SRC04-E01 — Scientific Evaluation of IC Standards¶
Description¶
Marcoci et al. use controlled experiments to evaluate ICD 203 reliability, applying scientific methodology to assess IC standards but not integrating the two into a unified framework.
URL¶
https://www.tandfonline.com/doi/full/10.1080/02684527.2018.1546265
Extract¶
Three assumptions behind ICD 203: (1) tradecraft standards can be employed consistently; (2) tradecraft standards sufficiently capture the key elements of good reasoning; (3) good reasoning leads to more accurate judgments. Individual assessors do not reliably rate analytic product quality using the ICD 203 rubric, unless ratings of three or more assessors are averaged.

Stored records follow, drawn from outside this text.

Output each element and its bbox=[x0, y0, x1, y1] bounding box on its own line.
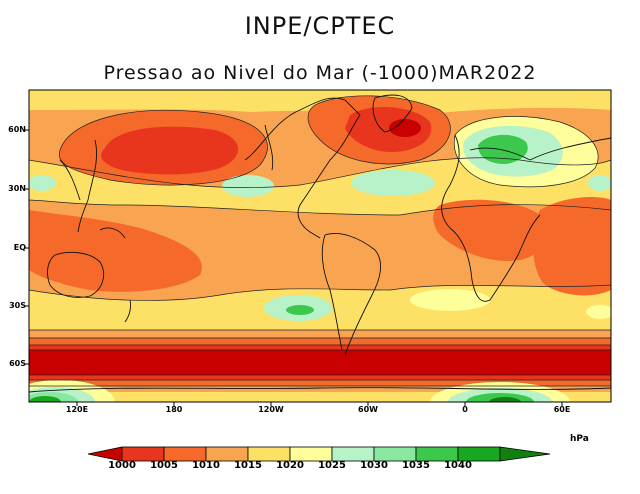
lat-label-eq: EQ bbox=[13, 243, 26, 252]
lon-label-120w: 120W bbox=[258, 405, 284, 414]
map-subtitle: Pressao ao Nivel do Mar (-1000)MAR2022 bbox=[103, 62, 537, 84]
page-title: INPE/CPTEC bbox=[244, 12, 396, 40]
lon-label-60e: 60E bbox=[553, 405, 571, 414]
lat-label-60n: 60N bbox=[8, 125, 26, 134]
colorbar-swatch bbox=[205, 446, 249, 462]
colorbar-swatch bbox=[289, 446, 333, 462]
colorbar-swatch bbox=[373, 446, 417, 462]
colorbar-label: 1020 bbox=[276, 460, 304, 471]
colorbar-swatch bbox=[247, 446, 291, 462]
colorbar-label: 1030 bbox=[360, 460, 388, 471]
colorbar-swatch bbox=[457, 446, 501, 462]
lon-label-180: 180 bbox=[165, 405, 183, 414]
colorbar-label: 1015 bbox=[234, 460, 262, 471]
colorbar-label: 1035 bbox=[402, 460, 430, 471]
lat-label-60s: 60S bbox=[9, 359, 26, 368]
lon-label-120e: 120E bbox=[65, 405, 89, 414]
lat-label-30s: 30S bbox=[9, 301, 26, 310]
lat-label-30n: 30N bbox=[8, 184, 26, 193]
colorbar-swatch bbox=[415, 446, 459, 462]
colorbar-label: 1005 bbox=[150, 460, 178, 471]
colorbar-label: 1010 bbox=[192, 460, 220, 471]
lon-label-0: 0 bbox=[462, 405, 468, 414]
colorbar-unit: hPa bbox=[570, 434, 589, 444]
colorbar-swatch bbox=[163, 446, 207, 462]
colorbar-swatch bbox=[121, 446, 165, 462]
colorbar-label: 1025 bbox=[318, 460, 346, 471]
colorbar-arrow-right bbox=[499, 446, 551, 462]
colorbar-arrow-left bbox=[87, 446, 123, 462]
lon-label-60w: 60W bbox=[358, 405, 378, 414]
colorbar-swatch bbox=[331, 446, 375, 462]
colorbar-label: 1040 bbox=[444, 460, 472, 471]
colorbar-label: 1000 bbox=[108, 460, 136, 471]
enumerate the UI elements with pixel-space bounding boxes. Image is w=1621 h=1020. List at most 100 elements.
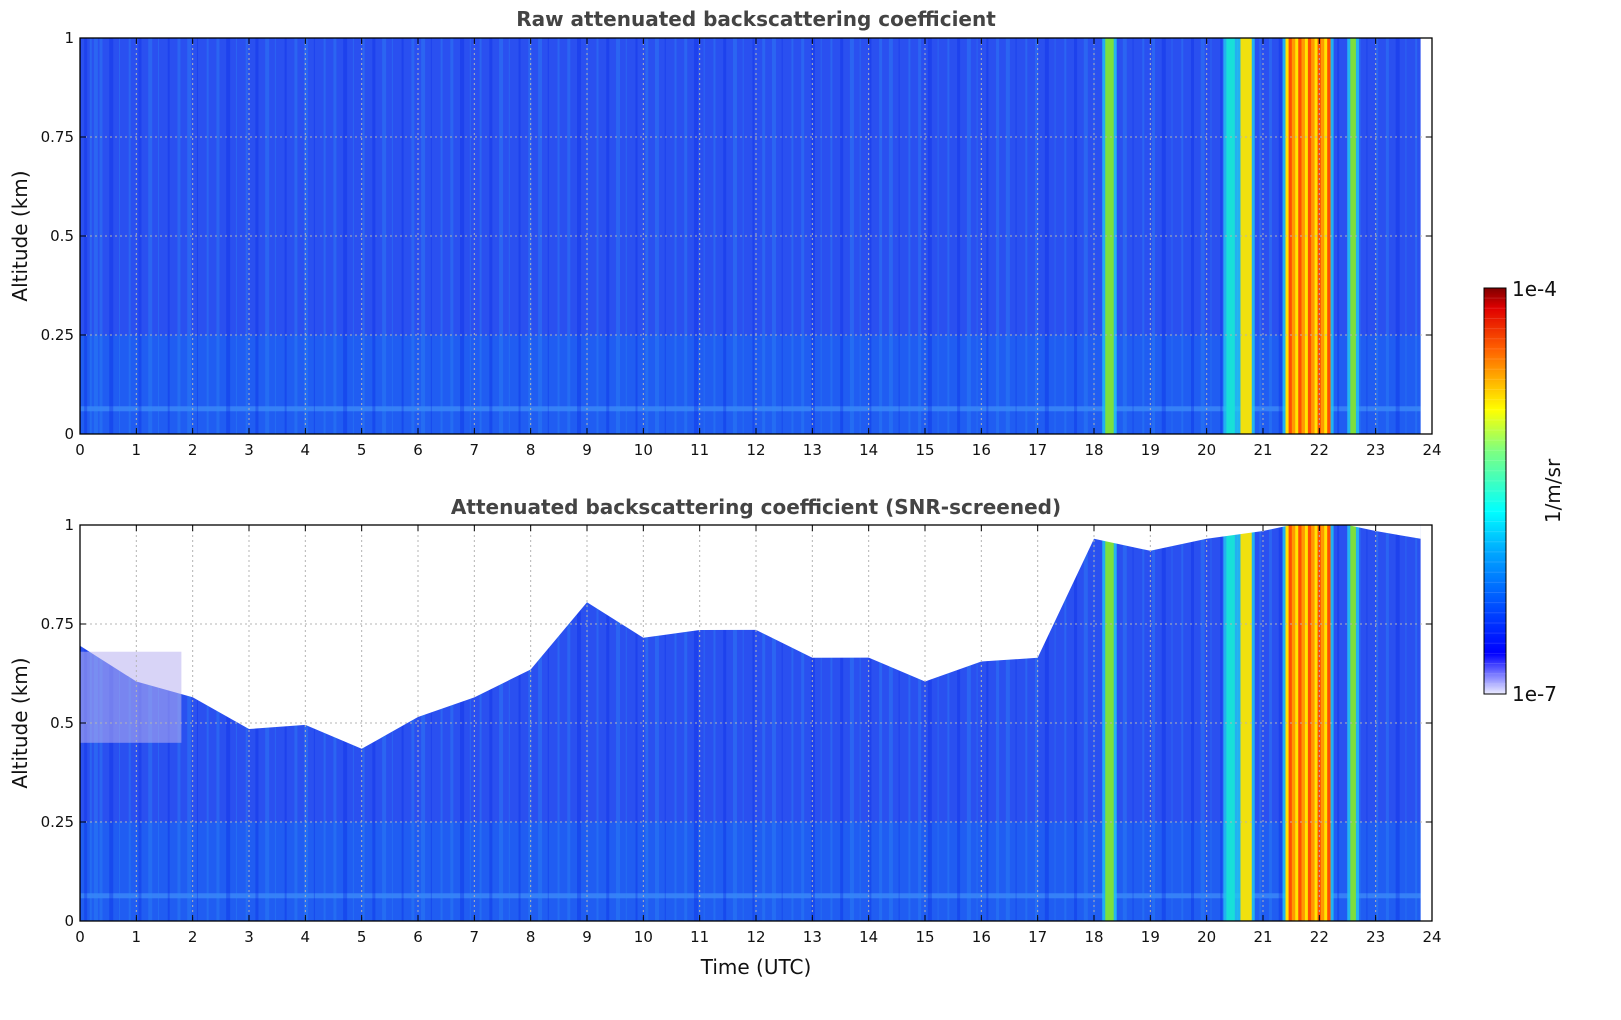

The results suggest that optimism about ICD 203 may be compromised when evaluations are undertaken by single assessors.
Relevance to Hypotheses¶
| Hypothesis | Relevance | Strength |
|---|---|---|
| H1 — Unified frameworks exist | N/A | — |
| H2 — Domains remain siloed | Supports (uses scientific method to evaluate IC, but as external assessment not integration) | Moderate |
| H3 — Partial bridges exist | Supports (scientific evaluation of IC standards = partial bridge) | Moderate |
Context¶
FACT: The paper applies social science experimental methods to evaluate IC standards. JUDGMENT: This demonstrates that scientific methodology can be applied to IC analytical standards, but the paper's goal is evaluation rather than unification.